Neonates, Infants, Children, and Adolescents: Safety and efficacy have not been established.
Maximum Dosage Limits:
-Adults
0.4 mL/kg IV OR up to 20 mL IV per varices treatment session.
-Geriatric
0.4 mL/kg IV OR up to 20 mL IV per varices treatment session.
-Adolescents
Safety and efficacy have not been established.
-Children
Safety and efficacy have not been established.
-Infants
Safety and efficacy have not been established.
-Neonates
Safety and efficacy have not been established.
Patients with Hepatic Impairment Dosing
Specific guidelines for dosage adjustments in hepatic impairment are not available; however, patients with significant hepatic dysfunction (Child-Pugh Class C) are more likely to develop esophageal ulceration. Doses less than the maximum (20 mL) per treatment session are recommended.

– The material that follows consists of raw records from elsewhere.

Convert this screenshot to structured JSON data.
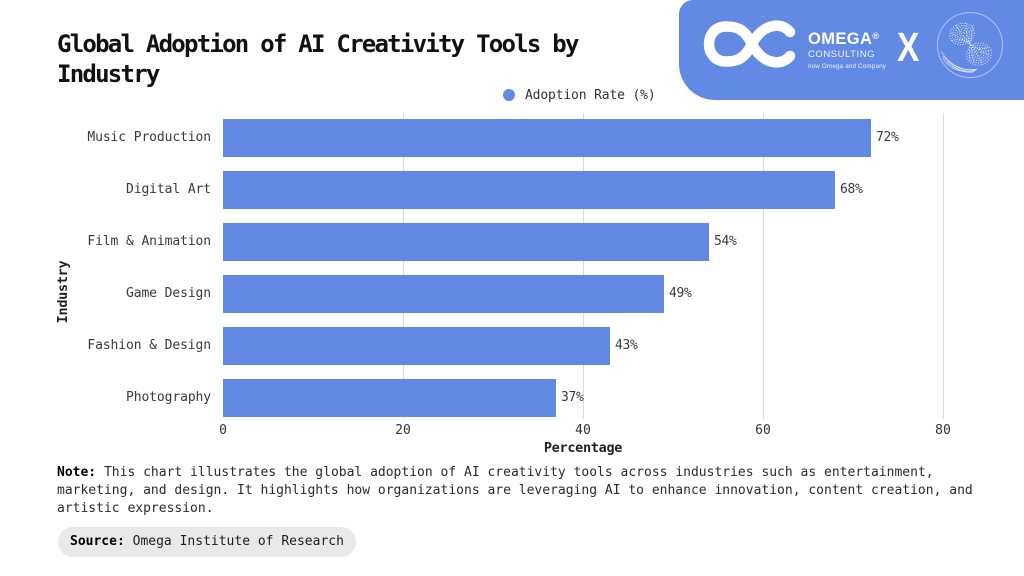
{
  "header": {
    "brand": {
      "name": "OMEGA",
      "registered_mark": "®",
      "subtitle": "CONSULTING",
      "tagline": "now Omega and Company",
      "collab_separator": "X"
    },
    "banner_color": "#6289E4"
  },
  "title": "Global Adoption of AI Creativity Tools by Industry",
  "legend": {
    "label": "Adoption Rate (%)",
    "dot_color": "#6289E4"
  },
  "chart_data": {
    "type": "bar",
    "orientation": "horizontal",
    "title": "Global Adoption of AI Creativity Tools by Industry",
    "categories": [
      "Music Production",
      "Digital Art",
      "Film & Animation",
      "Game Design",
      "Fashion & Design",
      "Photography"
    ],
    "values": [
      72,
      68,
      54,
      49,
      43,
      37
    ],
    "value_labels": [
      "72%",
      "68%",
      "54%",
      "49%",
      "43%",
      "37%"
    ],
    "series_name": "Adoption Rate (%)",
    "xlabel": "Percentage",
    "ylabel": "Industry",
    "xlim": [
      0,
      80
    ],
    "xticks": [
      "0",
      "20",
      "40",
      "60",
      "80"
    ],
    "grid": true,
    "legend_position": "top",
    "bar_color": "#6289E4"
  },
  "note": {
    "label": "Note:",
    "text": " This chart illustrates the global adoption of AI creativity tools across industries such as entertainment, marketing, and design. It highlights how organizations are leveraging AI to enhance innovation, content creation, and artistic expression."
  },
  "source": {
    "label": "Source:",
    "text": " Omega Institute of Research"
  }
}
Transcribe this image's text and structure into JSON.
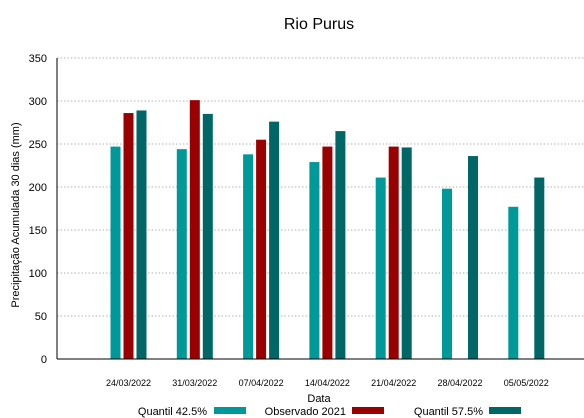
{
  "chart_data": {
    "type": "bar",
    "title": "Rio Purus",
    "xlabel": "Data",
    "ylabel": "Precipitação Acumulada 30 dias (mm)",
    "ylim": [
      0,
      350
    ],
    "yticks": [
      0,
      50,
      100,
      150,
      200,
      250,
      300,
      350
    ],
    "grid": true,
    "legend_position": "bottom",
    "categories": [
      "24/03/2022",
      "31/03/2022",
      "07/04/2022",
      "14/04/2022",
      "21/04/2022",
      "28/04/2022",
      "05/05/2022"
    ],
    "series": [
      {
        "name": "Quantil 42.5%",
        "color": "#009999",
        "values": [
          247,
          244,
          238,
          229,
          211,
          198,
          177
        ]
      },
      {
        "name": "Observado 2021",
        "color": "#990000",
        "values": [
          286,
          301,
          255,
          247,
          247,
          null,
          null
        ]
      },
      {
        "name": "Quantil 57.5%",
        "color": "#006666",
        "values": [
          289,
          285,
          276,
          265,
          246,
          236,
          211
        ]
      }
    ]
  }
}
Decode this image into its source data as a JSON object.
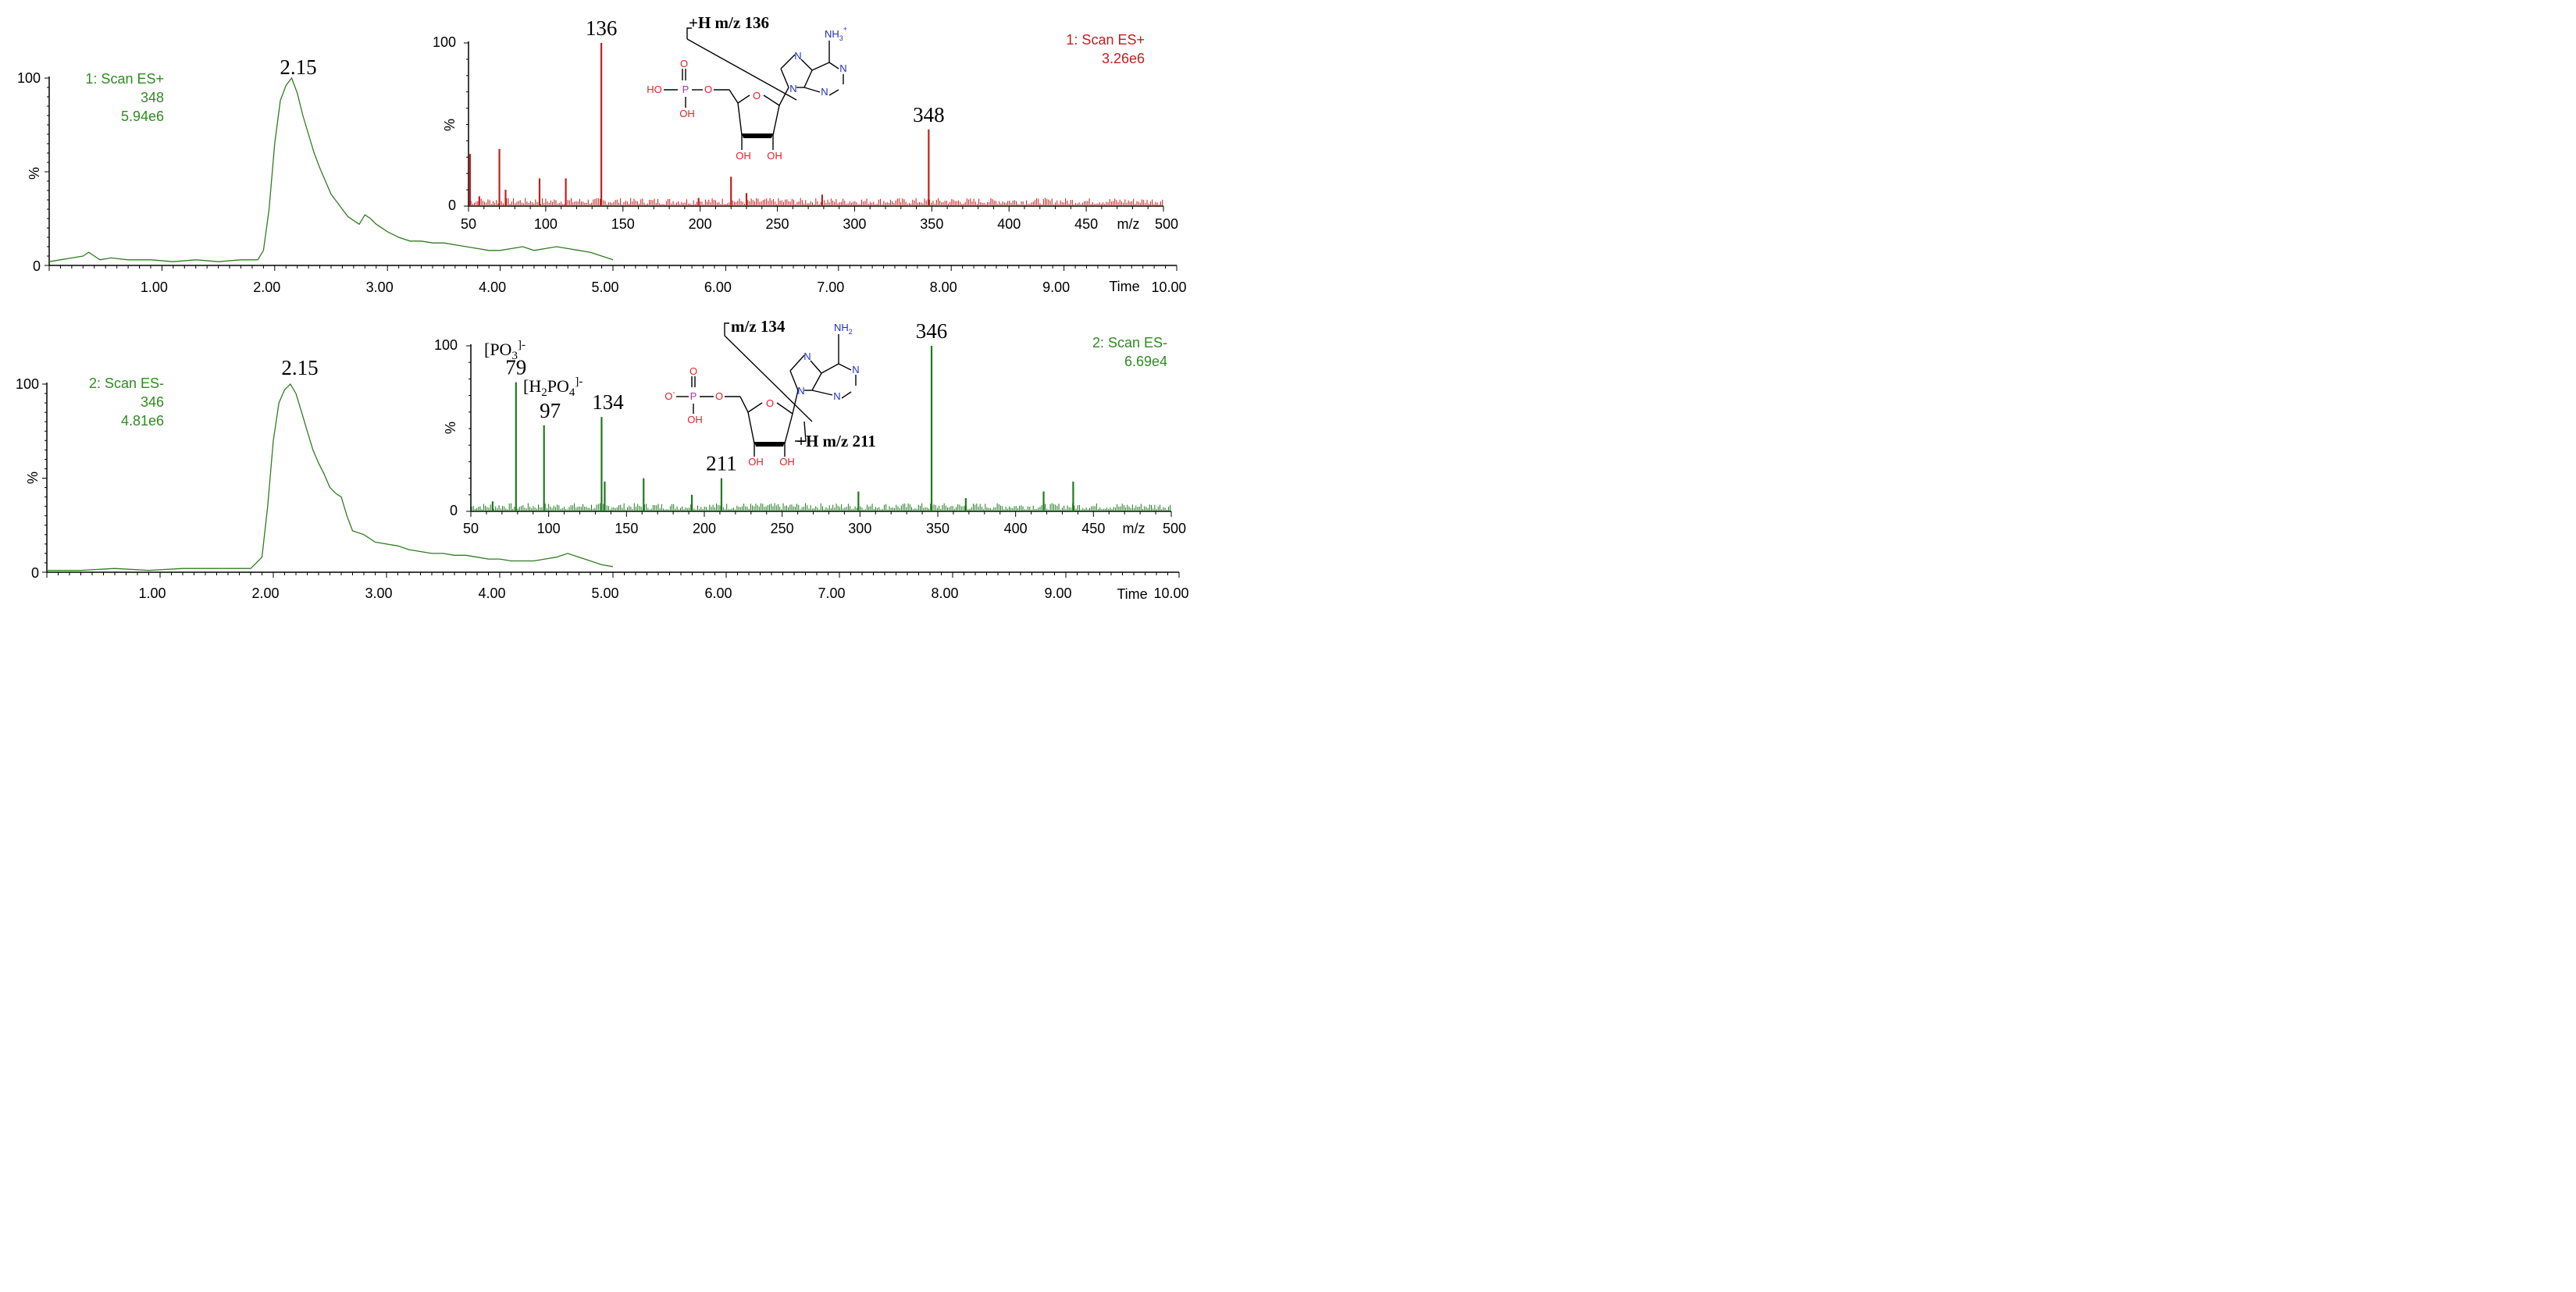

Patients with Renal Impairment Dosing
Specific guidelines for dosage adjustments in renal impairment are not available; it appears that no dosage adjustments are needed.
*non-FDA-approved indication
There are no drug interactions associated with Ethanolamine products.
Ethanolamine oleate acts primarily by irritating the intimal endothelium of the vein and producing a dose-related inflammatory response. This results in fibrosis and possible occlusion of the vein. Ethanolamine oleate also rapidly diffuses through the venous wall and produces a dose-related extravascular inflammatory reaction. The oleic acid component of the injection produces the inflammatory response and may activate coagulation by release of tissue factor and activation of Hageman factor. The ethanolamine component of the injection may inhibit fibrin clot formation. A coagulant effect of ethanolamine has not been demonstrated.
Sclerotherapy with ethanolamine has no effect on portal hypertension, the cause of esophageal varices. Recanalization and collateralization may occur, requiring further treatment.
Ethanolamine oleate injection is administered intravenously. Within 5 minutes of injection, ethanolamine is eliminated from the injection site via the portal vein. If volumes in excess of 20 ml are utilized, some of the ethanolamine dose may flow into the azygos vein through the periesophageal vein.
Granulation is seen at 10 days, red thrombi obliterating the varices by 20 days, and sclerosis of the varices by 75 days, suggesting that sclerosis of the esophageal varices is a delayed rather than an immediate effect of ethanolamine.